Geographical expansion began and accelerated in the years to come. First in New York with the acquisition of Parke-Bernet in 1955, America’s largest fine art auction house, followed by the move to Hong Kong in 1973, a Russian office in 1988, an Indian one in 1992, a French one in 2001, and one in mainland China in 2012.
During these years, the company was changing ownership from one wealthy hand to another. In 1977, the year of Wilson’s death, the company went public. The same year it was bought by Alfred Taubman, who opened new offices in New York. In 1988 the company went public again and was listed on the New York stock exchange. And this year, in 2019, the British auction house was snapped up by the French tycoon Drahi for a whooping $3.7 billion.
Going Digital in the 21st century
Today, Sotheby’s has widely diversified its business by taking a number of initiatives. To name a few, there is S|2, Sotheby's gallery arm, its two retail businesses, Sotheby’s Diamonds and Sotheby’s Wine, its real estate services under Sotheby’s International Realty, its art financing service for companies under Sotheby’s Financial Services and its collection advisory subsidiary with Art Agency, Partners. The auction house has also focused massively on digital initiatives; in 2018, 60% of new bidders at Sotheby’s were online.

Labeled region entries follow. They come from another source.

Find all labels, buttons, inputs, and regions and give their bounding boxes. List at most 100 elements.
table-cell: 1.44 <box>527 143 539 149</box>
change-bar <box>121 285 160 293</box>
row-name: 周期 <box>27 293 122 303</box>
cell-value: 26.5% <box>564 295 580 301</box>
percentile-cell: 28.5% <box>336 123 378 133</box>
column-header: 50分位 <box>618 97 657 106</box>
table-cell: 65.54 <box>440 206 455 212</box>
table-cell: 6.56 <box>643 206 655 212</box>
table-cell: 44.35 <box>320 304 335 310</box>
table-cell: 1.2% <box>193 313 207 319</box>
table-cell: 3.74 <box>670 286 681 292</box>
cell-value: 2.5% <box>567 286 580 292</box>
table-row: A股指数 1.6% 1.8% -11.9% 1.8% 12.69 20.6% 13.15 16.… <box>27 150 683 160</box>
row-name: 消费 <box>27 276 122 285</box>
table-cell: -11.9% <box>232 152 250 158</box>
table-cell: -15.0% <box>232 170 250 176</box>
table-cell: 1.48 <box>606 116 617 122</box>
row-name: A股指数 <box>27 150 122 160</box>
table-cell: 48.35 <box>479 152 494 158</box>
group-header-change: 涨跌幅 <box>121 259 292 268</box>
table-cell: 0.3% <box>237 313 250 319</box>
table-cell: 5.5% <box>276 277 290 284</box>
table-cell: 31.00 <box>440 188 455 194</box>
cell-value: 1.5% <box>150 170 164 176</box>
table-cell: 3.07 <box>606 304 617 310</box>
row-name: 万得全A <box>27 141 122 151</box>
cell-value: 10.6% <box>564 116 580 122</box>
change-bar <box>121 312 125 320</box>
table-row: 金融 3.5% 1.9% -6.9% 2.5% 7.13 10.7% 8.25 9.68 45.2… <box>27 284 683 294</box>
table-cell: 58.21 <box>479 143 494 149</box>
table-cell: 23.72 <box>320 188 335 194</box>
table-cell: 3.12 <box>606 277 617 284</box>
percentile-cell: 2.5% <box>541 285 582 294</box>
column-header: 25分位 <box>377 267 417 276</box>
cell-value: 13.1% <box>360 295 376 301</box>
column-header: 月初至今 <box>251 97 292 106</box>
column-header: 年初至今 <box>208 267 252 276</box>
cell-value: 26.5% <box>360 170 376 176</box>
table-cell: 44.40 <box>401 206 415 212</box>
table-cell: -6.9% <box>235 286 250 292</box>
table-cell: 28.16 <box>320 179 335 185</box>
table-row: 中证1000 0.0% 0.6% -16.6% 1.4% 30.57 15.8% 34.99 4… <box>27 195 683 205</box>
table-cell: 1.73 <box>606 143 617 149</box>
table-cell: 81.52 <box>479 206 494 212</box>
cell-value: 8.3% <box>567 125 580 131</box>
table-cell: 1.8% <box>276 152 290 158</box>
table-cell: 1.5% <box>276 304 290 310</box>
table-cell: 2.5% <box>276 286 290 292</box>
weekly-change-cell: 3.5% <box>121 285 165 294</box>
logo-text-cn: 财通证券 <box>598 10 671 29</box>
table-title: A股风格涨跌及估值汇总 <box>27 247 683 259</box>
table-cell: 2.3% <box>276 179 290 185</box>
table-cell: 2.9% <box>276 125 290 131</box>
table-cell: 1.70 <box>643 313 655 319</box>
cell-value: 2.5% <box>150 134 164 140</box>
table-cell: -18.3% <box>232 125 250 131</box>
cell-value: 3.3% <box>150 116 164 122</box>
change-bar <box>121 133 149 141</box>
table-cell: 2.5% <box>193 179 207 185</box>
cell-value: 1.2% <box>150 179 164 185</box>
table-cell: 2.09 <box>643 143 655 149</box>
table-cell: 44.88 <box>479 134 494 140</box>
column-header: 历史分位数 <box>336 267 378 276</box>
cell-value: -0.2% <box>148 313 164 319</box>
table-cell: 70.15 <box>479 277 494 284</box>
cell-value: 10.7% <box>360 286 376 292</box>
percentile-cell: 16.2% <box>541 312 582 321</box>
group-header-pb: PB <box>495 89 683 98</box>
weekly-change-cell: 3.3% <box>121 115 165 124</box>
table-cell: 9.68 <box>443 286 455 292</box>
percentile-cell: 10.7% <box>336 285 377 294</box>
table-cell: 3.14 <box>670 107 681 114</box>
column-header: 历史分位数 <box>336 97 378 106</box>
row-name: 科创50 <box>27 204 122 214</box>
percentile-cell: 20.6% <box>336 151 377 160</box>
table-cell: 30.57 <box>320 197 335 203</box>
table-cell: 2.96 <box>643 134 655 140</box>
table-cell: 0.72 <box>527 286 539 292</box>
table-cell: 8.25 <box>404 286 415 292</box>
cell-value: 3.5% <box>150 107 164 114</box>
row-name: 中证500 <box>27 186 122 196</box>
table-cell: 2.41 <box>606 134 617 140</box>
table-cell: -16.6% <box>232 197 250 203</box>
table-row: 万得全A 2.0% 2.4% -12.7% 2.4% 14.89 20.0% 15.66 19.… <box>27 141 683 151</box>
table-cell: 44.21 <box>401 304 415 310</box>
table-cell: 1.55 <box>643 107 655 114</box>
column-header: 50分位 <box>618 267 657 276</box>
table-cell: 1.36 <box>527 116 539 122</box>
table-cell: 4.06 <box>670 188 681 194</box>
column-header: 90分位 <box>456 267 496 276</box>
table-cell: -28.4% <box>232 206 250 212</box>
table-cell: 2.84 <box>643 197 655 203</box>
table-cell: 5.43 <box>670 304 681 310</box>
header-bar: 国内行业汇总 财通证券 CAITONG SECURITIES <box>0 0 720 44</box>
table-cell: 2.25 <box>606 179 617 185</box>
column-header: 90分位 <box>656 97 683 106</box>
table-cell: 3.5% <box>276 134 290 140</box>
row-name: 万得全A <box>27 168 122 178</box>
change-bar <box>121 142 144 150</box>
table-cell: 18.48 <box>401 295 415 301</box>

Seeking more technological leadership, Sotheby’s is increasing its presence online; for instance, they launched the Sotheby’s Museum Network, a collection of video content from the world’s most renowned institutions, including Tate and the Whitney Museum of American Art. In 2016, driven to attain the finest technical and statistical knowledge on the art market, Sotheby’s acquired two internationally renowned businesses: Orion Analytical, a materials analysis and consulting firm in the art world, and The Mei Moses Art Indices, an analytic tool which collects price information for objects that have come to auction.
It seems clear that Sotheby’s is expanding virtually as well as physically. Just the past May, the art market giant unveiled a dramatic expansion of the flagship site in NYC and re-imagined the space with 40 galleries dividing an ensemble of more than 90,000 square feet. Although we cannot predict what the future of Sotheby’s will look like… From all of us here at Convelio, we wish Sotheby’s 275 more years of success!